Et c’est l’ultime mission Skylab III, lancement de l’équipage (Carr, Pogue et Gibson) le 16 novembre 1973 ; ce sera la mission la plus longue, puisqu’ils ne rentreront sur Terre que le 8 février 1974. Nombreuses observations scientifiques.

Leur planning à bord était de plus en plus compliqué et chargé, ce qui donna lieu à de nombreux problèmes avec les équipes au sol, certains ont même parlé de mutinerie ! Néanmoins tout se termine bien.

En conclusion concernant Skylab, personne ne parle de cette mission qui a été précurseur de l’ISS et qui a apporté une multitude d’informations à ceux qui vont développer cette ISS. On a étudié le Soleil, on a pu étudier la Terre sous tous les angles et dans toutes les longueurs d’onde, on a battu des records de durée en orbite. On aurait dû continuer à lancer des équipages mais le développement de la navette a consommé tous les crédits. Skylab est rentré dans l’atmosphère en juillet 1979.

La station Mir

La station spatiale Mir. Crédit : NASA

Les Russes sautent un cran dans la difficulté, Mir est la première station orbitale construite en plusieurs modules. L’occupation humaine devient permanente à partir de Mir ! Le mot Mir en russe a deux significations : paix ou monde.

C’est en fait une continuation de la station Saliut comprenant plusieurs modules. Le premier module, le module central, est lancé en février 1986 par une fusée Proton. Elle comporte en tout cinq autres modules qui seront lancés successivement. On remarquera que le module central possède en son extrémité une pièce d’adaptation comportant cinq ports d’amarrage pour les modules supplémentaires.

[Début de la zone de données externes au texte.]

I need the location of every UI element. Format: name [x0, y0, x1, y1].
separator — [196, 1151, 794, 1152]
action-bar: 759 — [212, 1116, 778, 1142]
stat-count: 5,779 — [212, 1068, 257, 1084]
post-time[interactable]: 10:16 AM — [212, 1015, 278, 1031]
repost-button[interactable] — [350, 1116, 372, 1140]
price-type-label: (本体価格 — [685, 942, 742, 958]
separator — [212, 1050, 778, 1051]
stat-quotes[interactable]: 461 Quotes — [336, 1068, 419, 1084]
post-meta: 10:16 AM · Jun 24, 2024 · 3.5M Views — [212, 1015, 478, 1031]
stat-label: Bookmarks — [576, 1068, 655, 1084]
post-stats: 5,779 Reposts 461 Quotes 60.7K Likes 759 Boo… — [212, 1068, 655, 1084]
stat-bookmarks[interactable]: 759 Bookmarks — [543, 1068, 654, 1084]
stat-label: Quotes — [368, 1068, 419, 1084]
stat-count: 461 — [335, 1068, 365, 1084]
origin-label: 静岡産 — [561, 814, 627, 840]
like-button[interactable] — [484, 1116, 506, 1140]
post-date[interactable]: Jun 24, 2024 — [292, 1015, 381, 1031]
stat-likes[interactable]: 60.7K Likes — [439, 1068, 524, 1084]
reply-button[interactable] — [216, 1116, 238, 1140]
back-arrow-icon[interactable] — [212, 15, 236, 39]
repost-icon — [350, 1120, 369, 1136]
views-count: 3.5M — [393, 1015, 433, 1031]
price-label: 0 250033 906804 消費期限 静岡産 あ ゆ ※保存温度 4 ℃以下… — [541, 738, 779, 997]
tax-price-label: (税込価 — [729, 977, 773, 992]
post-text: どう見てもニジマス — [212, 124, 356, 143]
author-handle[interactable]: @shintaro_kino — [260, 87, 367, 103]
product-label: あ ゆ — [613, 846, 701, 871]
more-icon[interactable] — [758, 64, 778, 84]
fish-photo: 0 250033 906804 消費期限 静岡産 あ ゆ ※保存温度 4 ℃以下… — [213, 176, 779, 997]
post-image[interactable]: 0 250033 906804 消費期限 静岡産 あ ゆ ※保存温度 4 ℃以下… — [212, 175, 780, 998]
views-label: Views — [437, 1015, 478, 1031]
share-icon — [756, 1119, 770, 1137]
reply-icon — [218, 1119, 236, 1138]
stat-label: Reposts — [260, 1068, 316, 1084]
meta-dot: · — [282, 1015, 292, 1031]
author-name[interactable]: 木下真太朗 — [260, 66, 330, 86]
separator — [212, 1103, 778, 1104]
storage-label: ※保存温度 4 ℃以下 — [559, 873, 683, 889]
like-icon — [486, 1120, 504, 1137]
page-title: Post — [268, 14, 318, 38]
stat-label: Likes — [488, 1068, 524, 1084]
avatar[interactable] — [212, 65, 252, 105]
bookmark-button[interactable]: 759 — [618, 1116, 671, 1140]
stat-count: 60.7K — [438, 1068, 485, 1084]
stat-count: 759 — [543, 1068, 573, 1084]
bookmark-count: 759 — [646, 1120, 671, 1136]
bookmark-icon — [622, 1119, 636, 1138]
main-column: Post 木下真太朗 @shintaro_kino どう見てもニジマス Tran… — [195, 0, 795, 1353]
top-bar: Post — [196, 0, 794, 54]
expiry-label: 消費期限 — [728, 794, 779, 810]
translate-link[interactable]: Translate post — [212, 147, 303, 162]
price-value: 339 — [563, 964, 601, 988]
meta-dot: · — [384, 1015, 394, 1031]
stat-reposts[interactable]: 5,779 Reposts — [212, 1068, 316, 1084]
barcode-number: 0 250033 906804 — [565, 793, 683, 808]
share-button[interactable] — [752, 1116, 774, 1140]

Le module Kvant-1 est amarré à la pièce centrale en mars 1987. Il contient des instruments scientifiques et astronomiques.  Kvant signifie quantum ou quanta. Les modules suivants ont ensuite été ajoutés : Kvant-2 (1989) ; Kristall  (1990); Spektr et Priroda (en 1996). Spektr est particulièrement dédié à l’étude de la Terre. On le reconnait facilement grâce à ses 4 panneaux solaires.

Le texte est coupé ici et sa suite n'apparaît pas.